Ulla Johnson’s home away from home—recently profiled for Architectural Digest—lies in the quiet hamlet of Montauk, surrounded by swaying trees and wild flora, and beyond that, the ocean. It is as much a warm, lovingly adorned weekend oasis for her Brooklyn-dwelling family (and wide circle of friends) as it is a space of creative meditation and inspiration, furnished with beautiful, handmade objects found on her travels around the world.
A modular leather sofa reminiscent of softly undulating sand dunes sits atop a Moroccan rug, lining two edges of a sun-soaked, ivory-hued space. A fireplace resting on a bed of cool marble centers your attention, and expansive windows frame dense green foliage outside.

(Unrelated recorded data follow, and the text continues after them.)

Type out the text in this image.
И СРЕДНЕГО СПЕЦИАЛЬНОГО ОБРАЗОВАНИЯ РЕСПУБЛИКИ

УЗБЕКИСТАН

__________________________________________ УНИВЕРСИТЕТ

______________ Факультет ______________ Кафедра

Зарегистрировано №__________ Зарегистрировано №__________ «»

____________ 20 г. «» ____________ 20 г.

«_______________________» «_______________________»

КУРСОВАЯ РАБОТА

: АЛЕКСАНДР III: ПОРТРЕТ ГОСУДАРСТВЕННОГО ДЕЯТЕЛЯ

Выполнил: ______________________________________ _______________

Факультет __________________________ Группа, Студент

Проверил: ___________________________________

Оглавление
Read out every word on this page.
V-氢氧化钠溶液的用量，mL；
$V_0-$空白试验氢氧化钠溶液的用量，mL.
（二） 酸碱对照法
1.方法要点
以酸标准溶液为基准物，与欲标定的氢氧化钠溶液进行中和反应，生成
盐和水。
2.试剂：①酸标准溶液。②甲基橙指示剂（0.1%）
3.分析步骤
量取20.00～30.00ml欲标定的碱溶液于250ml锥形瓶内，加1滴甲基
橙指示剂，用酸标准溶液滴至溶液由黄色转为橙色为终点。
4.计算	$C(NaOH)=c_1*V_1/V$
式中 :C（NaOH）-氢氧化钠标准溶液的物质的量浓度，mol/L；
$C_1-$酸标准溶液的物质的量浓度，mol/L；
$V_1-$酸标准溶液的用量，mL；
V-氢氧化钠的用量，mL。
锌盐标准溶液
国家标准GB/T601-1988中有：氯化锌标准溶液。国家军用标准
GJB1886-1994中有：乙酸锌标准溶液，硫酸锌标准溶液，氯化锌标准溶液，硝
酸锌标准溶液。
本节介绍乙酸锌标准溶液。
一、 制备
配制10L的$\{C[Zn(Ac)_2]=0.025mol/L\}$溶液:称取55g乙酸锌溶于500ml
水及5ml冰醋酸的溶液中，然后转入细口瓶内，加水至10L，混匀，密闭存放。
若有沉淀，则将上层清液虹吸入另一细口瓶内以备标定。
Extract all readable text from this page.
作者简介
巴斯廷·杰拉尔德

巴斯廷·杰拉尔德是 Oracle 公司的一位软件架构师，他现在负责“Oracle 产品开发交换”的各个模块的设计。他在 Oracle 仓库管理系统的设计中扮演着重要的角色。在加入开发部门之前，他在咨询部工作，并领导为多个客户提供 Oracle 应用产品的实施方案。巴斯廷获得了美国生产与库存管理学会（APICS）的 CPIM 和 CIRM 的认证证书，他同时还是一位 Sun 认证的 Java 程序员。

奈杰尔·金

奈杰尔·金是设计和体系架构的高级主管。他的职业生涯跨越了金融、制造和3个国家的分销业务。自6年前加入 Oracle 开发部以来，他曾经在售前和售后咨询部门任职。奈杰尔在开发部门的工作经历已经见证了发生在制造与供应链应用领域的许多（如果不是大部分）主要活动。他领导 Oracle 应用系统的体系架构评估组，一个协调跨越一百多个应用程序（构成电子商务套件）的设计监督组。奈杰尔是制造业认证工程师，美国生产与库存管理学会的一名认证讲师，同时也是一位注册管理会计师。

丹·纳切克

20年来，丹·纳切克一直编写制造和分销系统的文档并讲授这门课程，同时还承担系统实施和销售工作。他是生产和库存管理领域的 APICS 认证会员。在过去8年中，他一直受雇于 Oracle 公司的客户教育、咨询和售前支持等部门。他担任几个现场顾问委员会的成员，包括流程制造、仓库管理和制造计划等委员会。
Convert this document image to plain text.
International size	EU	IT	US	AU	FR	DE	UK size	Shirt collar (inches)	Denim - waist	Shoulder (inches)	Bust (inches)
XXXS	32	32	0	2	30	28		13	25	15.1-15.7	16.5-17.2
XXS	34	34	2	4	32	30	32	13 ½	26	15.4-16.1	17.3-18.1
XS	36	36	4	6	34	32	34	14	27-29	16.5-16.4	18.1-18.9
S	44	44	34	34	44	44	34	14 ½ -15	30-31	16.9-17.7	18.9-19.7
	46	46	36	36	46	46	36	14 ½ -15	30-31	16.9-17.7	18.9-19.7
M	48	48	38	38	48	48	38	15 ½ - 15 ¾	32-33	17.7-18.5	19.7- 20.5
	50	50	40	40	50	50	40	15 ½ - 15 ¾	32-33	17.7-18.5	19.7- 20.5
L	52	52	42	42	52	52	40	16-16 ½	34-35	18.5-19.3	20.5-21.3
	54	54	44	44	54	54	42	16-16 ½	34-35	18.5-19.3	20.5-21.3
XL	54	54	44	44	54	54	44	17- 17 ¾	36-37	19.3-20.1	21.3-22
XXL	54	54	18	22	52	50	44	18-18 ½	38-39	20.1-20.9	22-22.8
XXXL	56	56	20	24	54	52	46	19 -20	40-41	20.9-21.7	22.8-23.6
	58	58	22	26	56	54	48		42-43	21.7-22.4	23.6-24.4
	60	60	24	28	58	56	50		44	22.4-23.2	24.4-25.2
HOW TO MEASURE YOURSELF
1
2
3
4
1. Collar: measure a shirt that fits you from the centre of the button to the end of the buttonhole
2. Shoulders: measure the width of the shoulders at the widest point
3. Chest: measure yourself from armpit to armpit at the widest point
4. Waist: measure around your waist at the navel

The room is ornamented with cactus and succulents, while delicate blooms unfurl from a curvilinear ceramic vase sitting on a rounded cocktail table.
Renovated in collaboration with architecture firm Studio Zung and interior designer Alexis Brown, Johnson’s home is a perfect reflection of her sartorial design philosophy. Both the indoor and outdoor spaces are gorgeously designed and meticulously decorated, yet enjoyably livable, comfortable, and inviting—with a touch of wildness and free-spiritedness mixed in via a beloved garden.
Rich textile artworks and tapestries by Sheila Hicks and Analia Saban adorn cream-hued walls, while a serene ceramic pot by Kazunori Hamana rests below two lithographs by Paula Rubenstein. Collections of driftwood cohabitate with ancient pottery Johnson discovered on a trip to Brazil.
I was brought up with this love of objects—especially ones that have a personal story or have been created by hand.” As the daughter of anthropologists, this appreciation for the unexpected, rare, and extraordinary comes as little surprise. Her plans for the family’s abode are similarly eclectic and roving: “It’s all about this idea of layering,” she says. “Over a lifetime the house will continue to evolve.”